Cope also said the women accompanying the men were equally as bad.
According to Panama City Beach Police, officers were not called, and there was not an incident report or any arrests.
Janine Sikes, the assistant vice president for media affairs at UF, said UF President W. Kent Fuchs received an email from Linda Cope concerning the incident.
Cope then received an email apology from Fuchs on Wednesday.
“I want to make clear that I am deeply sorry for the affront that our students may have caused,” Fuchs wrote in the email. “I want to assure you that it is not representative of our students or our university, and we will make every effort to learn more, take appropriate action and prevent similar incidents from occurring again.”
“The University of Florida is extremely concerned about allegations, specifically of illegal behavior with our students,” Sikes said. “We’re taking this matter vary seriously and opened an investigation to determined what happened and what we need to do in response.”
Sikes said she is not sure how long the investigation may last.
Executive Director of the National Zeta Beta Tau Laurence A. Bolotin, a University of Florida graduate from 2001, also wrote to Cope, stating Emory, UF and the international headquarters are fully cooperating with investigations and both chapters have placed themselves under suspension.

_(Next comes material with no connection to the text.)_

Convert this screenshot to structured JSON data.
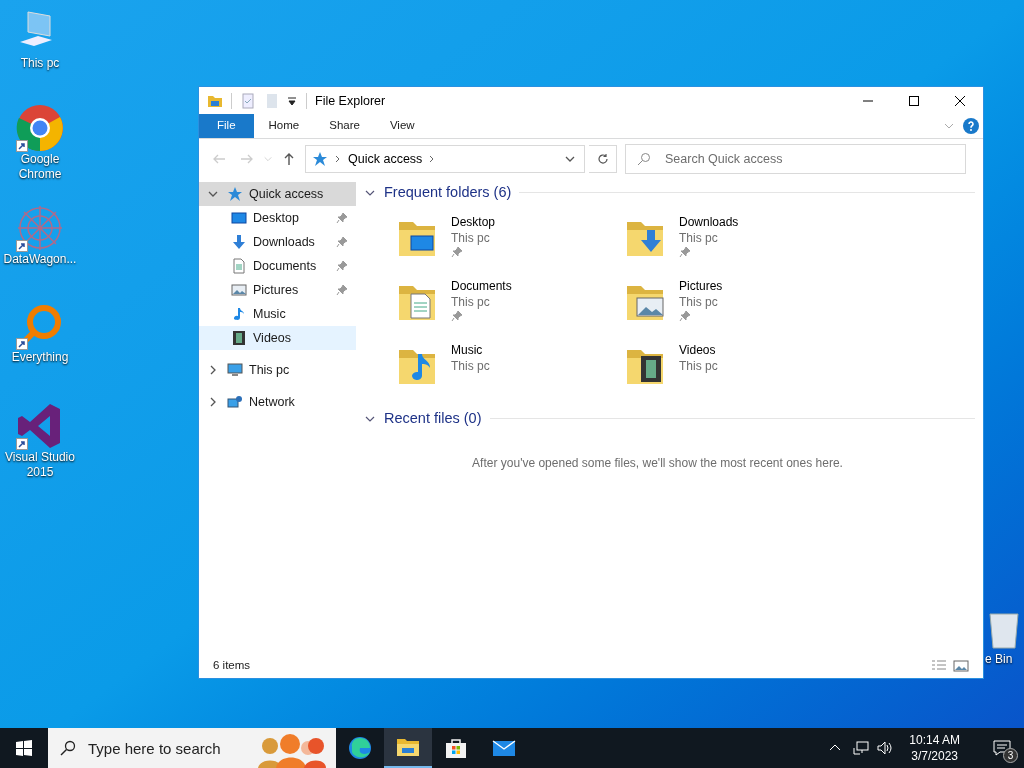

Frat kids behaving badly is hardly news, but this incident highlights a kind of casual, nauseating disrespect for those who have served that permeates our universities. Disrespecting the flag on campus has become so commonplace that it barely warrants mention anymore. Patriotism has been banished from campus as a "dangerous" belief that could lead to "nationalism."
The apologies from the university president are nice, but perhaps addressing the larger problem of anti-Americanism on campus would be more to the point. All kinds of "hate speech" is banned at universities except hatred of your own country. Until that kind of hate speech is recognized and addressed, the rest of it is meaningless.